Publication year - 1999
Publication title -
electrophoresis
Language(s) - English
Resource type - Journals
SCImago Journal Rank - 0.666
H-Index - 158
eISSN - 1522-2683
pISSN - 0173-0835
DOI - 10.1002/(sici)1522-2683(19991201)20:18<3659::aid-elps3659>3.0.co;2-m
Subject(s) - cytosol , microsome , biology , biochemistry , chemistry , microbiology and biotechnology , enzyme
We analyzed protein expression in the cytosolic fraction prepared from whole lung tissue in male Swiss‐Webster mice exposed 1 h/day for seven days to aerosolized JP‐8 jet fuel at concentrations of 1000 and 2500 mg/m 3 , simulating military occupational exposure. Lung cytosol samples were solubilized and separated via large scale, high resolution two‐dimensional electrophoresis (2‐DE) and gel patterns scanned, digitized and processed for statistical analysis. Significant quantitative and qualitative changes in tissue cytosol proteins resulted from jet fuel exposure.
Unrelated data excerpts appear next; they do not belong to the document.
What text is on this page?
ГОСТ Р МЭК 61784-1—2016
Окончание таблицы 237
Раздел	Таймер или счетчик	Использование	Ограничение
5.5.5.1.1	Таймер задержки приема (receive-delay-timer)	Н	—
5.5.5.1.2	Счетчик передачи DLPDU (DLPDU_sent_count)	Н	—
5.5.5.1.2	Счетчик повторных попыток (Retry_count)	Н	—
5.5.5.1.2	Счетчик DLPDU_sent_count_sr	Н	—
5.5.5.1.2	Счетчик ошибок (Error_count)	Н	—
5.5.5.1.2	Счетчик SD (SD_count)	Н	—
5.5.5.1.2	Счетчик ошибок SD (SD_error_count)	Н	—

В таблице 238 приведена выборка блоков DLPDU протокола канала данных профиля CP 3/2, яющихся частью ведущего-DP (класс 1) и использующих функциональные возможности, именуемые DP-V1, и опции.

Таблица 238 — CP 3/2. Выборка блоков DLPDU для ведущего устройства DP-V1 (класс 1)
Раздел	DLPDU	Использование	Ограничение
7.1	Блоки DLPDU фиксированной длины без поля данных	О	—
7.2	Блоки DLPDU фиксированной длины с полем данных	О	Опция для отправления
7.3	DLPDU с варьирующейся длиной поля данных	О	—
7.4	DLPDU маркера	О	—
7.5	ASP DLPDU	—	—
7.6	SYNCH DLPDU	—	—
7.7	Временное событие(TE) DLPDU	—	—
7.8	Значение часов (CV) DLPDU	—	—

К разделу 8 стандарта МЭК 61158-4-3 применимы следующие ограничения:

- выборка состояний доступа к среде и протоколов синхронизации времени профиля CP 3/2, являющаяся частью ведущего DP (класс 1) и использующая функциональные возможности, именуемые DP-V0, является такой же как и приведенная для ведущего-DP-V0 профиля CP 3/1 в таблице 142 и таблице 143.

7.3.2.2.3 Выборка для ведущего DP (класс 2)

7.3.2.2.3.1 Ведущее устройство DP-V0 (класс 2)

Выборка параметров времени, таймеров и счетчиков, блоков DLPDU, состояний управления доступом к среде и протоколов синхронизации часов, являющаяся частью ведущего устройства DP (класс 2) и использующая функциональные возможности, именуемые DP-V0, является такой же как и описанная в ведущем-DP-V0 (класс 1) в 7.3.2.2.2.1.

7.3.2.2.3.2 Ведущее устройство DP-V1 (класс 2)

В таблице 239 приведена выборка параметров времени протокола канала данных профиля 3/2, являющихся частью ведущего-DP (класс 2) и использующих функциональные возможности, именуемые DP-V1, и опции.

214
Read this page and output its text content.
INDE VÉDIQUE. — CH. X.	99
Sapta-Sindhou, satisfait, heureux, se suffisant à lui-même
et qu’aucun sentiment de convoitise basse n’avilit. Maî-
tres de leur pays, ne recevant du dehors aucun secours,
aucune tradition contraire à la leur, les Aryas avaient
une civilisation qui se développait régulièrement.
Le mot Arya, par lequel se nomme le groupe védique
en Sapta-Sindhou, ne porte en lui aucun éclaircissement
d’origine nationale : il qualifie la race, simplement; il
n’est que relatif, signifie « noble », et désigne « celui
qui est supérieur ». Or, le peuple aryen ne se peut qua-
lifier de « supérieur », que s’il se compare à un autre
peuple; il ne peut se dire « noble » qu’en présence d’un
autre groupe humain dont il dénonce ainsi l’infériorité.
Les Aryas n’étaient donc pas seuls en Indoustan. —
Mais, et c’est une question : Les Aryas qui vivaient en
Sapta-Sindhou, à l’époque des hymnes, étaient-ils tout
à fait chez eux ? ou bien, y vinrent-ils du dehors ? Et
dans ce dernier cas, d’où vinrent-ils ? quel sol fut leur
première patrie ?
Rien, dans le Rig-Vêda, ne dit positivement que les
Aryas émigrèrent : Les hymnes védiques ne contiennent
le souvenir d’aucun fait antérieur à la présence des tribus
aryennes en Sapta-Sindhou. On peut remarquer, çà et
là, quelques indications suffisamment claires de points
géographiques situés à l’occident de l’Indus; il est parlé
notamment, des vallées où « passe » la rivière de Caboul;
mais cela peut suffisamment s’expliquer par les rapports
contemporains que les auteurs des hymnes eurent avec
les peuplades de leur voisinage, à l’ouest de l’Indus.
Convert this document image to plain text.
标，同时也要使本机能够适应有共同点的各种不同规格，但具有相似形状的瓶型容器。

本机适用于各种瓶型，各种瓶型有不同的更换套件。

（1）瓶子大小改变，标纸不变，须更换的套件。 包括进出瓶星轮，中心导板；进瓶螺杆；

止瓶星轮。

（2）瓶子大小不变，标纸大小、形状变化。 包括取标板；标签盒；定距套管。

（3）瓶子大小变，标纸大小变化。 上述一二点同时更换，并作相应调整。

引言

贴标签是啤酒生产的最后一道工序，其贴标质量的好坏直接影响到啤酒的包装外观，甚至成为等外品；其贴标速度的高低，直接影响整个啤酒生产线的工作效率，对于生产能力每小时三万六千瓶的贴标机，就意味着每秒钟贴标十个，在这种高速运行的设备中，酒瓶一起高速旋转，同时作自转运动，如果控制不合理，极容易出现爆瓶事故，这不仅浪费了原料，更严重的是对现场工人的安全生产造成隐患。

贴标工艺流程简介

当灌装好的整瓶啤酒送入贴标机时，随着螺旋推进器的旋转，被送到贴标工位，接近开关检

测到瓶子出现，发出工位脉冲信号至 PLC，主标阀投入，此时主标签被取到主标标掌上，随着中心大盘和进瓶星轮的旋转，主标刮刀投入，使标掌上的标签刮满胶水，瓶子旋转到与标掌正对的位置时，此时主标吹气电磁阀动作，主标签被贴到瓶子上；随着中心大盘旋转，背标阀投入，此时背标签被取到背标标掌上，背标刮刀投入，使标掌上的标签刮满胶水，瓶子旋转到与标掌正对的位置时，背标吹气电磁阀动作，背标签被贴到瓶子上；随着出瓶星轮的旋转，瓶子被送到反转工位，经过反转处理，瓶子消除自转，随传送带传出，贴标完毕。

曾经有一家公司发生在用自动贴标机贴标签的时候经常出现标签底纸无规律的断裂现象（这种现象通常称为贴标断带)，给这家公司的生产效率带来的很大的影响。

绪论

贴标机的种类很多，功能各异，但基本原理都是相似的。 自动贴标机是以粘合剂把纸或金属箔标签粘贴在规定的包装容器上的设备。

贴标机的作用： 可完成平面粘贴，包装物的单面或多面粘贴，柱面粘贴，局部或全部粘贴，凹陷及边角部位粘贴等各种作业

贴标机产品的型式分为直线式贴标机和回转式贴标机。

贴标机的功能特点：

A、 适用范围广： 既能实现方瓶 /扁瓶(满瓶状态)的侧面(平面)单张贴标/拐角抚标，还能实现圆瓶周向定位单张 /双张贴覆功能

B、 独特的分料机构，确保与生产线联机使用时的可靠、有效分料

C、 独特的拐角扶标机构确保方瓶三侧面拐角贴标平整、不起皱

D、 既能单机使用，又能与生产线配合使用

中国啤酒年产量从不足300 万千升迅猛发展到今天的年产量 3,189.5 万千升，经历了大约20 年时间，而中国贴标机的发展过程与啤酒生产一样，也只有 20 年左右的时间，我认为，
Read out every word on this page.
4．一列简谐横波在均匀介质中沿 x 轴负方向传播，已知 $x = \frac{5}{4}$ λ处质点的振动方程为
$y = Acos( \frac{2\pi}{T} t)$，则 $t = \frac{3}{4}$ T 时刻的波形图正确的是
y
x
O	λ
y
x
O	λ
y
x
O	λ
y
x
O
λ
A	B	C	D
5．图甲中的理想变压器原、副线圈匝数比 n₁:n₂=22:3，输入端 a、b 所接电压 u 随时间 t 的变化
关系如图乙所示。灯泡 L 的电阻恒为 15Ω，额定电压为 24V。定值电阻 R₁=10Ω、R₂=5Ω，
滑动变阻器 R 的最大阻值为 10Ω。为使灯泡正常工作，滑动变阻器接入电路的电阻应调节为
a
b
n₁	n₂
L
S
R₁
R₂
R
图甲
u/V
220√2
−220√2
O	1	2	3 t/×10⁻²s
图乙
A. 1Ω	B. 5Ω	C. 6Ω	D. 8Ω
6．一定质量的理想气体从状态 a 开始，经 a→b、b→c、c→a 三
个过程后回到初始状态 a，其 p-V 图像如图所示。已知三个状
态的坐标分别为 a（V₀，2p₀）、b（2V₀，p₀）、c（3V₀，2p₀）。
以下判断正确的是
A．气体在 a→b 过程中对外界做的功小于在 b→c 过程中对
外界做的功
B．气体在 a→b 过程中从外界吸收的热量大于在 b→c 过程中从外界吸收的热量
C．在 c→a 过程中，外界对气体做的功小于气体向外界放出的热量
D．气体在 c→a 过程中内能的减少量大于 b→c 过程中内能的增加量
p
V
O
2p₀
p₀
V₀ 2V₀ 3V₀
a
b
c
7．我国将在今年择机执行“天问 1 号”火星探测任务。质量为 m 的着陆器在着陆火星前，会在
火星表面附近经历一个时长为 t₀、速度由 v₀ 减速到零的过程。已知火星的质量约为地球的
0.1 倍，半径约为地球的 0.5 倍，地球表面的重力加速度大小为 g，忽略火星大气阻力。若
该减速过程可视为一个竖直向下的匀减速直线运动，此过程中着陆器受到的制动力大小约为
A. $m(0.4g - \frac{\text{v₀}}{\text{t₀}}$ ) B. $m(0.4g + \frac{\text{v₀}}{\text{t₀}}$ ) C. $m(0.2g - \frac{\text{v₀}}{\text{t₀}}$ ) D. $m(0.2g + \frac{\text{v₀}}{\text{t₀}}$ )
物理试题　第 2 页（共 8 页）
Several of the altered proteins were identified by peptide mass fingerprinting, confirmed by sequence tag analysis, and related to impaired protein synthetic machinery, toxic/metabolic stress and detoxification systems, ultrastructural damage, and functional responses to CO 2 handling, acid‐base homeostasis and fluid secretion. These results demonstrate a significant but comparatively moderate JP‐8 effect on protein expression and corroborate previous morphological and biochemical evidence. Further molecular marker development and mechanistic inferences from these observations await proteomic analysis of whole tissue homogenates and other cell compartment, i.e. , mitochondria, microsomes, and nuclei of lung and other targets.